The Eclipse Award annual dinner was held Jan. 21, in Beverley Hills, Calif. “I have an award-winning published photograph, and I got a trip to California in the winter. What could be better? ” Lees mused.

Considering that he has entered photographs in the Eclipse competition for 25 of the last 29 years, the answer for Douglas Lees is probably to capture another national award in 2008. In any event, he will just keep trying.

Tough Competition

The Media Eclipse Award for Photography is one of seven media categories bestowed for outstanding coverage of Thoroughbred racing. The others include several writing divisions, television coverage, and multimedia presentations. Sponsored by the National Thoroughbred Racing Association, the Daily Racing Form, and the National Turf Writers Association, the prizes have been given for 37 years.

The name “Eclipse” memorializes the 18th century race horse and sire who began racing at age 5 and was unbeaten in 18 starts. In addition, Eclipse sired winners of 344 races, including six Epsom Derbys (England).

Rules for the contest are definitive. All entries must have been published in a paid-circulation publication or appeared on an Internet website affiliated with a paid publication.
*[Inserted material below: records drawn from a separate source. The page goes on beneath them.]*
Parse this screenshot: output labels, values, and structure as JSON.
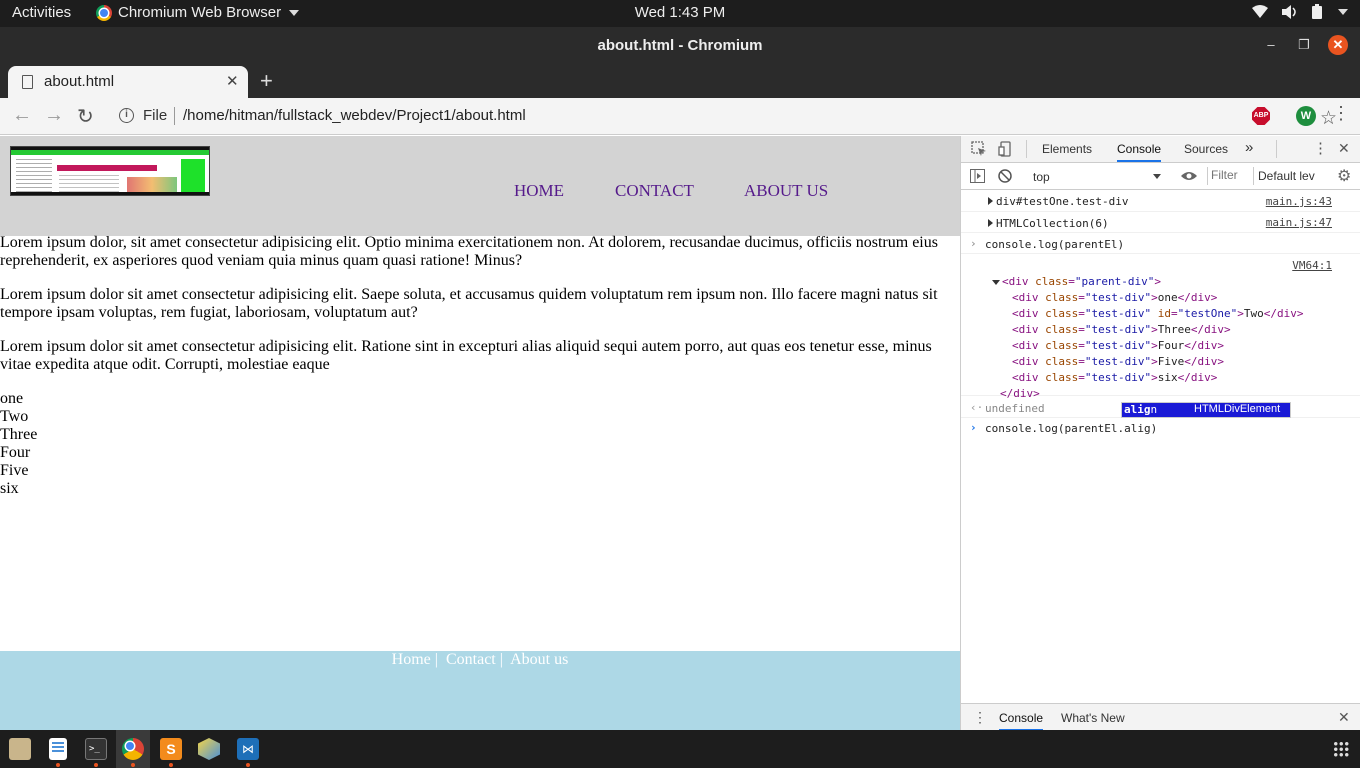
{
  "topbar": {
    "activities": "Activities",
    "app_name": "Chromium Web Browser",
    "clock": "Wed  1:43 PM"
  },
  "window": {
    "title": "about.html - Chromium"
  },
  "tab": {
    "title": "about.html",
    "close": "✕",
    "new_tab": "+"
  },
  "toolbar": {
    "back": "←",
    "forward": "→",
    "reload": "↻",
    "info": "i",
    "file_label": "File",
    "url": "/home/hitman/fullstack_webdev/Project1/about.html",
    "star": "☆",
    "abp": "ABP",
    "profile_initial": "W",
    "menu": "⋮"
  },
  "page": {
    "nav": [
      "HOME",
      "CONTACT",
      "ABOUT US"
    ],
    "paragraphs": [
      "Lorem ipsum dolor, sit amet consectetur adipisicing elit. Optio minima exercitationem non. At dolorem, recusandae ducimus, officiis nostrum eius reprehenderit, ex asperiores quod veniam quia minus quam quasi ratione! Minus?",
      "Lorem ipsum dolor sit amet consectetur adipisicing elit. Saepe soluta, et accusamus quidem voluptatum rem ipsum non. Illo facere magni natus sit tempore ipsam voluptas, rem fugiat, laboriosam, voluptatum aut?",
      "Lorem ipsum dolor sit amet consectetur adipisicing elit. Ratione sint in excepturi alias aliquid sequi autem porro, aut quas eos tenetur esse, minus vitae expedita atque odit. Corrupti, molestiae eaque"
    ],
    "divs": [
      "one",
      "Two",
      "Three",
      "Four",
      "Five",
      "six"
    ],
    "footer": {
      "home": "Home",
      "contact": "Contact",
      "about": "About us",
      "sep": "|"
    }
  },
  "devtools": {
    "tabs": [
      "Elements",
      "Console",
      "Sources"
    ],
    "more": "»",
    "context": "top",
    "filter_placeholder": "Filter",
    "levels": "Default lev",
    "logs": [
      {
        "text": "div#testOne.test-div",
        "src": "main.js:43"
      },
      {
        "text": "HTMLCollection(6)",
        "src": "main.js:47"
      }
    ],
    "input1": "console.log(parentEl)",
    "vm_src": "VM64:1",
    "parent_open": "<div class=\"parent-div\">",
    "parent_tag": "div",
    "parent_class": "parent-div",
    "children": [
      {
        "text": "one",
        "id": ""
      },
      {
        "text": "Two",
        "id": "testOne"
      },
      {
        "text": "Three",
        "id": ""
      },
      {
        "text": "Four",
        "id": ""
      },
      {
        "text": "Five",
        "id": ""
      },
      {
        "text": "six",
        "id": ""
      }
    ],
    "child_class": "test-div",
    "close_tag": "</div>",
    "result": "undefined",
    "autocomplete_match": "alig",
    "autocomplete_rest": "n",
    "autocomplete_type": "HTMLDivElement",
    "current_input": "console.log(parentEl.alig)",
    "drawer_tabs": [
      "Console",
      "What's New"
    ],
    "close": "✕"
  },
  "colors": {
    "accent": "#1a73e8",
    "ubuntu_orange": "#e95420",
    "header_gray": "#d3d3d3",
    "footer_blue": "#add8e6",
    "link_purple": "#551a8b"
  }
}
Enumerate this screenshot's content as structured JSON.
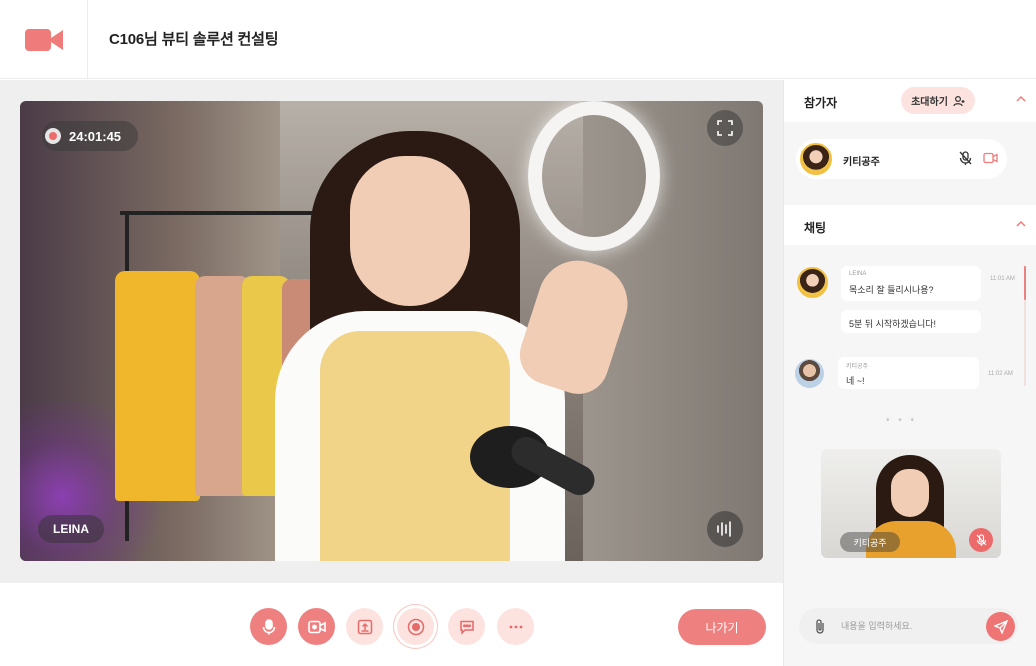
{
  "header": {
    "title": "C106님 뷰티 솔루션 컨설팅",
    "logo_icon": "video-camera-icon",
    "accent_color": "#ef7b7b"
  },
  "video": {
    "recording_time": "24:01:45",
    "speaker_name": "LEINA",
    "fullscreen_icon": "fullscreen-icon",
    "audio_icon": "audio-wave-icon"
  },
  "toolbar": {
    "buttons": [
      {
        "icon": "microphone-icon"
      },
      {
        "icon": "video-camera-icon"
      },
      {
        "icon": "share-screen-icon"
      },
      {
        "icon": "record-icon"
      },
      {
        "icon": "chat-icon"
      },
      {
        "icon": "more-icon"
      }
    ],
    "leave_label": "나가기"
  },
  "participants": {
    "title": "참가자",
    "invite_label": "초대하기",
    "list": [
      {
        "name": "키티공주",
        "mic": "muted",
        "camera": "on"
      }
    ]
  },
  "chat": {
    "title": "채팅",
    "messages": [
      {
        "sender": "LEINA",
        "text": "목소리 잘 들리시나용?",
        "time": "11:01 AM"
      },
      {
        "sender": "",
        "text": "5분 뒤 시작하겠습니다!",
        "time": ""
      },
      {
        "sender": "키티공주",
        "text": "네 ~!",
        "time": "11:02 AM"
      }
    ],
    "more_indicator": "• • •"
  },
  "pip": {
    "name": "키티공주"
  },
  "composer": {
    "placeholder": "내용을 입력하세요.",
    "attach_icon": "paperclip-icon",
    "send_icon": "send-icon"
  }
}
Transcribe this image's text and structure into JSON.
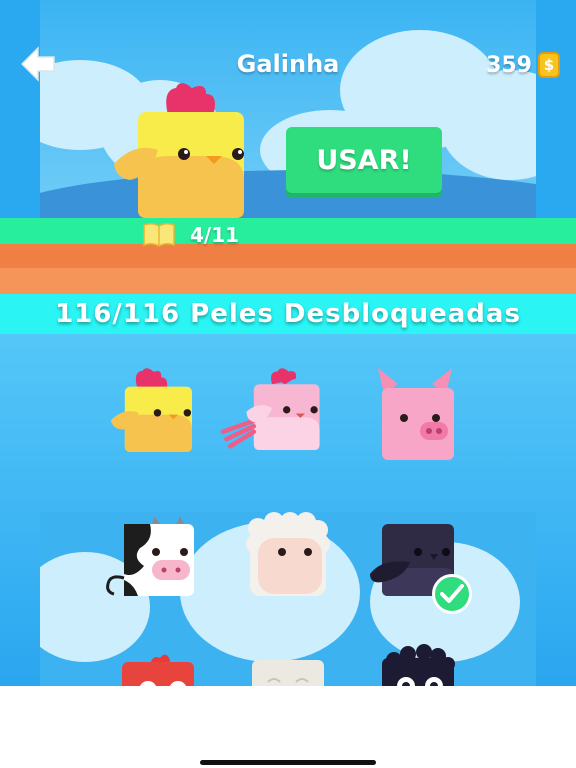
{
  "header": {
    "title": "Galinha",
    "coins": "359",
    "coin_symbol": "$",
    "use_label": "USAR!"
  },
  "progress": {
    "value": "4/11"
  },
  "banner": {
    "text": "116/116 Peles Desbloqueadas"
  },
  "skins": [
    {
      "name": "chicken",
      "selected": false
    },
    {
      "name": "pink-bird",
      "selected": false
    },
    {
      "name": "pig",
      "selected": false
    },
    {
      "name": "cow",
      "selected": false
    },
    {
      "name": "sheep",
      "selected": false
    },
    {
      "name": "crow",
      "selected": true
    },
    {
      "name": "red-bird",
      "selected": false
    },
    {
      "name": "white-animal",
      "selected": false
    },
    {
      "name": "penguin",
      "selected": false
    }
  ],
  "colors": {
    "use_button": "#2fdc7e",
    "banner": "#2af4f4",
    "stripe_green": "#27ee9c",
    "stripe_orange": "#ef7f45",
    "sky": "#2aa8f0"
  }
}
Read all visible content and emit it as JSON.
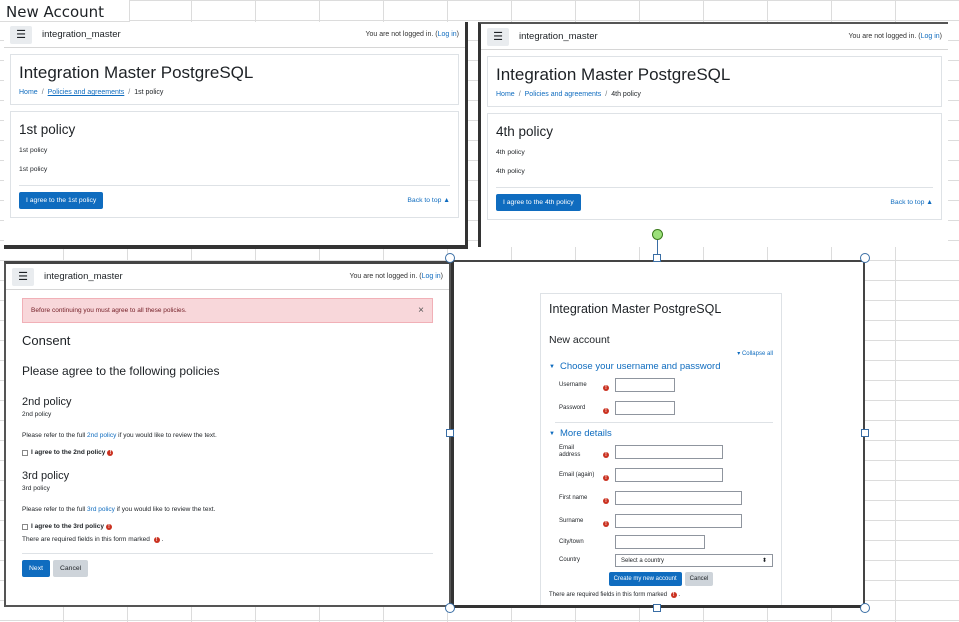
{
  "sheet": {
    "cell_a1": "New Account"
  },
  "p1": {
    "site_name": "integration_master",
    "login_text": "You are not logged in. (",
    "login_link": "Log in",
    "login_close": ")",
    "page_title": "Integration Master PostgreSQL",
    "crumbs": {
      "home": "Home",
      "sep": "/",
      "policies": "Policies and agreements",
      "current": "1st policy"
    },
    "policy_title": "1st policy",
    "summary": "1st policy",
    "content": "1st policy",
    "agree_button": "I agree to the 1st policy",
    "back_to_top": "Back to top ▲"
  },
  "p2": {
    "site_name": "integration_master",
    "login_text": "You are not logged in. (",
    "login_link": "Log in",
    "login_close": ")",
    "page_title": "Integration Master PostgreSQL",
    "crumbs": {
      "home": "Home",
      "sep": "/",
      "policies": "Policies and agreements",
      "current": "4th policy"
    },
    "policy_title": "4th policy",
    "summary": "4th policy",
    "content": "4th policy",
    "agree_button": "I agree to the 4th policy",
    "back_to_top": "Back to top ▲"
  },
  "p3": {
    "site_name": "integration_master",
    "login_text": "You are not logged in. (",
    "login_link": "Log in",
    "login_close": ")",
    "alert": "Before continuing you must agree to all these policies.",
    "alert_close": "×",
    "consent_title": "Consent",
    "agree_heading": "Please agree to the following policies",
    "policies": [
      {
        "title": "2nd policy",
        "summary": "2nd policy",
        "refer_prefix": "Please refer to the full ",
        "refer_link": "2nd policy",
        "refer_suffix": " if you would like to review the text.",
        "checkbox_label": "I agree to the 2nd policy"
      },
      {
        "title": "3rd policy",
        "summary": "3rd policy",
        "refer_prefix": "Please refer to the full ",
        "refer_link": "3rd policy",
        "refer_suffix": " if you would like to review the text.",
        "checkbox_label": "I agree to the 3rd policy"
      }
    ],
    "required_note": "There are required fields in this form marked",
    "next_button": "Next",
    "cancel_button": "Cancel"
  },
  "p4": {
    "site_title": "Integration Master PostgreSQL",
    "form_title": "New account",
    "collapse_all": "Collapse all",
    "section1": "Choose your username and password",
    "section2": "More details",
    "fields": {
      "username": "Username",
      "password": "Password",
      "email": "Email address",
      "email_again": "Email (again)",
      "first_name": "First name",
      "surname": "Surname",
      "city": "City/town",
      "country": "Country"
    },
    "country_placeholder": "Select a country",
    "create_button": "Create my new account",
    "cancel_button": "Cancel",
    "required_note": "There are required fields in this form marked"
  },
  "icons": {
    "menu": "hamburger-menu-icon",
    "required": "exclamation-circle-icon",
    "close": "close-icon",
    "caret": "caret-down-icon"
  },
  "colors": {
    "primary": "#0f6cbf",
    "required": "#ca3120",
    "alert_bg": "#f8d7da",
    "selection_handle": "#3a6ea5",
    "rotate_handle": "#9ce07a"
  }
}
The entry, limited to only two photographs per person, must originate with the individual photographer and must include four 8″ x 10″ prints with no identification marks, plus a tear sheet from the publication. This year’s judges were Edward Reinke of the Associated Press in Louisville, Ky., Jim Gensheimer of the San Jose Mercury News (Calif.), and Dan Farrell, a former photographer for the New York Daily News.

“The judges are always professionals in the field themselves, and the panel changes each year,” explained Jim Gluckson, senior director of event communications for the NTRA. “Each judge will have his own criteria, based on his or her expertise. The winning photograph will show not only an exciting moment but also be extraordinary in its sharpness and clarity. They judge craft as well as style.”